O Sol nasce para todos

Uma das virtudes mais admiráveis do ser humano é a sua curiosidade. É devido muito a ela, pois esta é o agente motivador de diversas descobertas revolucionárias, como o fogo, roda, eletricidade, etc. Juntamente com a alta capacidade cerebral humana, a curiosidade talvez seja o fator determinante que nos distingue do resto das espécies e nos permite estar no topo da cadeia evolutiva. Imaginar uma vida sem ela é mergulhar num mundo selvagem, onde os humanos não cumprem mais do que um papel coadjuvante na Terra.

No entanto, nem tudo é perfeito, e o homem nem sempre consegue encontrar uma solução para todos os seus problemas. Existe um grupo de dúvidas que, desde o início dos tempos, permanecem insolúveis. A busca por uma resposta da razão da existência humana faz parte desse grupo. Afinal de contas, por que o homem está aqui? Será que existe algum propósito para a vida? Infelizmente, ainda não foi encontrada uma resposta precisa para estas perguntas. Isso é bom, pois desperta a famigerada curiosidade e abre caminho para uma infinidade de respostas que cada indivíduo pode formular.

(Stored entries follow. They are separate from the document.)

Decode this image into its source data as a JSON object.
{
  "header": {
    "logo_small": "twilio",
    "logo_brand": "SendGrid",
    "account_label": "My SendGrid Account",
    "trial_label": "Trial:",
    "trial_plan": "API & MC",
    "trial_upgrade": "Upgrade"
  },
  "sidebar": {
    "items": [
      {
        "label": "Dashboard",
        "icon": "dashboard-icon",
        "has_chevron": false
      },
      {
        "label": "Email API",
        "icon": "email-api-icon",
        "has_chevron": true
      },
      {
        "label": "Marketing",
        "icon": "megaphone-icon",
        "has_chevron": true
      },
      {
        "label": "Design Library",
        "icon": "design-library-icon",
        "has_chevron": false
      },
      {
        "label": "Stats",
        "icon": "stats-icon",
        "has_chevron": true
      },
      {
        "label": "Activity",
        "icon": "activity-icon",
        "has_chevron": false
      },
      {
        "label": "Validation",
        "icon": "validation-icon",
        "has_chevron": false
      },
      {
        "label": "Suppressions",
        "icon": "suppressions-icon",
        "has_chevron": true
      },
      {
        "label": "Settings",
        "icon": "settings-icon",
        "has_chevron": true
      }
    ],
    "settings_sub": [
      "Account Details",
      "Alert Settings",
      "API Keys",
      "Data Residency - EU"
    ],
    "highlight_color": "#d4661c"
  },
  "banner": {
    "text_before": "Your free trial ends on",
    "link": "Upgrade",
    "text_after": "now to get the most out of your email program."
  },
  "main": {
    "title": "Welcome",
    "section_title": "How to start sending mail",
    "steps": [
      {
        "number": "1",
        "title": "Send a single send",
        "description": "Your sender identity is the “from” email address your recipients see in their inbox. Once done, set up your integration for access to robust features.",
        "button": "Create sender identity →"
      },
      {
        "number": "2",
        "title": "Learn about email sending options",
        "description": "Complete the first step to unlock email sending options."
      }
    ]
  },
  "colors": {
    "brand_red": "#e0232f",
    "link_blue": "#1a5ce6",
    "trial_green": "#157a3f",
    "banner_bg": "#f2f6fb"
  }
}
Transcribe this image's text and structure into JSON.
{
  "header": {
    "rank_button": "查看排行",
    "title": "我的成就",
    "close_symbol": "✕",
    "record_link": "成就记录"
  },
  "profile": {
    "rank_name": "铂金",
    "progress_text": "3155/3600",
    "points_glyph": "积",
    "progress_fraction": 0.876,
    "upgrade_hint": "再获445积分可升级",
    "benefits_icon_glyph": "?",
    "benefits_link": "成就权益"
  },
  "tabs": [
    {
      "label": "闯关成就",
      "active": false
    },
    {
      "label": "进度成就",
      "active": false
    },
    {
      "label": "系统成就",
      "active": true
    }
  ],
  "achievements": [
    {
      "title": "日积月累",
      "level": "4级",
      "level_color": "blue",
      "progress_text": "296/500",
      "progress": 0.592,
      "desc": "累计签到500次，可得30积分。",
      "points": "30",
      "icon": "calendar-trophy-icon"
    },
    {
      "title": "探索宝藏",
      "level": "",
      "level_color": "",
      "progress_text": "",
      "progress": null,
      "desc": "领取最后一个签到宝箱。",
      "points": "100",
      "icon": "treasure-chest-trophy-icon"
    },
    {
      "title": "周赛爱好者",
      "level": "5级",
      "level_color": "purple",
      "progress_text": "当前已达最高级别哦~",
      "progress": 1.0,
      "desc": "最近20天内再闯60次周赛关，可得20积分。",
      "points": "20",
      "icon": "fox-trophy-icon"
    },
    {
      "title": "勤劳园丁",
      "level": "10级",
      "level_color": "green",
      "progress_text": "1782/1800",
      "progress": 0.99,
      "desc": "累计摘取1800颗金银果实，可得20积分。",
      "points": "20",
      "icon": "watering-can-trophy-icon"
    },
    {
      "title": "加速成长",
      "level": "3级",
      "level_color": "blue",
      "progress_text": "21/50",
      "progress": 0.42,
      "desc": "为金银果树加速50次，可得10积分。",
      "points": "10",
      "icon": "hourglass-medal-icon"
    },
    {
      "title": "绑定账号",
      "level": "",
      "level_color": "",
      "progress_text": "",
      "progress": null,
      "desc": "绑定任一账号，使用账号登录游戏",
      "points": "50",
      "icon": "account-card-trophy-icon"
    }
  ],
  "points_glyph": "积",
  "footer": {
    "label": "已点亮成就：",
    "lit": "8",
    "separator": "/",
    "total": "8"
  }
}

Claramente, toda pessoa tem metas estabelecidas em sua vida, sejam elas conquistar um bom emprego, se apaixonar, comprar uma casa na praia, não importa. O que importa é que no final todos convergem para o mesmo ponto: a morte. Então paira a pergunta: será que alguma coisa que fazemos no período em que vivemos realmente importa? Ora, no final, todos conhecerão o mesmo destino. Não importa se você é branco ou negro, heterossexual ou gay, rico ou pobre, nativo ou imigrante, a morte não discrimina. Eventualmente, ela dançará com toda alma. E tudo o que foi vivido se estilhaça como vidro a partir do momento de nosso último suspiro. Muitos defendem que o sentido da vida está na busca pela felicidade. Outros replicam: “De que adiantam momentos de gozo, sendo que é certo que depois de determinado tempo, esses momentos nunca mais poderão ser sentidos novamente?”. Talvez a vida não seja um dom, e sim uma maldição. Se um dia a perderemos, por que a recebemos para começar? Ninguém sabe a resposta.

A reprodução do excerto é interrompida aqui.